Chances are that your losses were someone else gain. There are many ways to make money in the markets, the irony is that they are all very difficult to find. In my case was to trade in a systematic way and follow my rules so that I don't have to predict anything. I am not making millions either, but I can do this full time and not stress out about money or about getting a job. By the way it is said that it takes 10 years to become an expert at anything. Should you give up ? If after 5 years I couldn't make money in a consistent way, I would. Trading is challenging and can be fun, but if one can't make any money, why bother ?
This is among the worst reasoning I've ever seen. I don't have time to go over why this stuff is so wrong and more importantly, so situation-specific.

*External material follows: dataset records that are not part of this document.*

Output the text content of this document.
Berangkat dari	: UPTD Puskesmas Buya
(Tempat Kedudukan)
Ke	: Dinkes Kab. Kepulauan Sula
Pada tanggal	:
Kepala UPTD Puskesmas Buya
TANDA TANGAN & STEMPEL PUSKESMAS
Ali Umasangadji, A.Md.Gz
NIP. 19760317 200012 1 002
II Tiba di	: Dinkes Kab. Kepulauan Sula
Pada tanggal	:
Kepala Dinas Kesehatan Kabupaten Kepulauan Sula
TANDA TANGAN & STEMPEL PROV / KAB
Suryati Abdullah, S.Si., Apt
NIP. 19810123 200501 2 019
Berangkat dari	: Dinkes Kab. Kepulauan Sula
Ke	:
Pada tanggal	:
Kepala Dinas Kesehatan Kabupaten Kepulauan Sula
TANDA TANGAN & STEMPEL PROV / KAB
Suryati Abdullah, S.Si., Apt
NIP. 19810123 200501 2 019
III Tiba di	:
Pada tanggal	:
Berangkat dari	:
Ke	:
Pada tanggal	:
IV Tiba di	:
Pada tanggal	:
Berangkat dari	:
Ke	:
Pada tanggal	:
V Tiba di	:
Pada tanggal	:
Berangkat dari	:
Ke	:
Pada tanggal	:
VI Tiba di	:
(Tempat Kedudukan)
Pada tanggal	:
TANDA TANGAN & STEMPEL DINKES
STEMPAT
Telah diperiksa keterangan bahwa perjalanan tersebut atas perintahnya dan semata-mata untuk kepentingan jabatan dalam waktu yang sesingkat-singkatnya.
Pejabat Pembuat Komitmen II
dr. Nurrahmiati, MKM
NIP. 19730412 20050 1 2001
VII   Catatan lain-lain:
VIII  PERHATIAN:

You're being sarcastic right? Don Bright will help himself to some of the trader's money under the guise of training fees and commissions. It's not going to do jack for the trader. Bright Trading is not a non-profit educational institution. To the contrary, it is a for-profit organization operated for the benefit of the Bright family. In point of fact, Don Bright realized long ago what I pointed out on the second post of this thread: Trading may be a waste of time, but selling to traders is not. SMB Capital Trading arrived at the same conclusion, which is why they're expanding their educational services to include options.
Trading markets defeats most amateur traders - just a matter of time, either quickly or more slowly. Yet the logic required to win is simple enough. Lets ask the basic questions applying to an amateur. What is my obvious restriction: limited capital. What should I be doing: daytrading. Why should I choose daytrading: to access the most number of points per day. Where are the most points: in the daily gyrations, the intraday swings from open to close. So what market do I choose: a volatile and liquid futures market (eg CL). What essentially will I be doing: taking the most points you can from each swing. How do I do that: adopt or devise a reliable methodology How do I get to that methodology: to get there it needs your time and focus where you must rigorously get to know the metrics of the market you choose to trade and you must apply a trading system to dependably capture net points daily from the intraday swings. Of course there is more to it than the outline above but it is your basic table of action.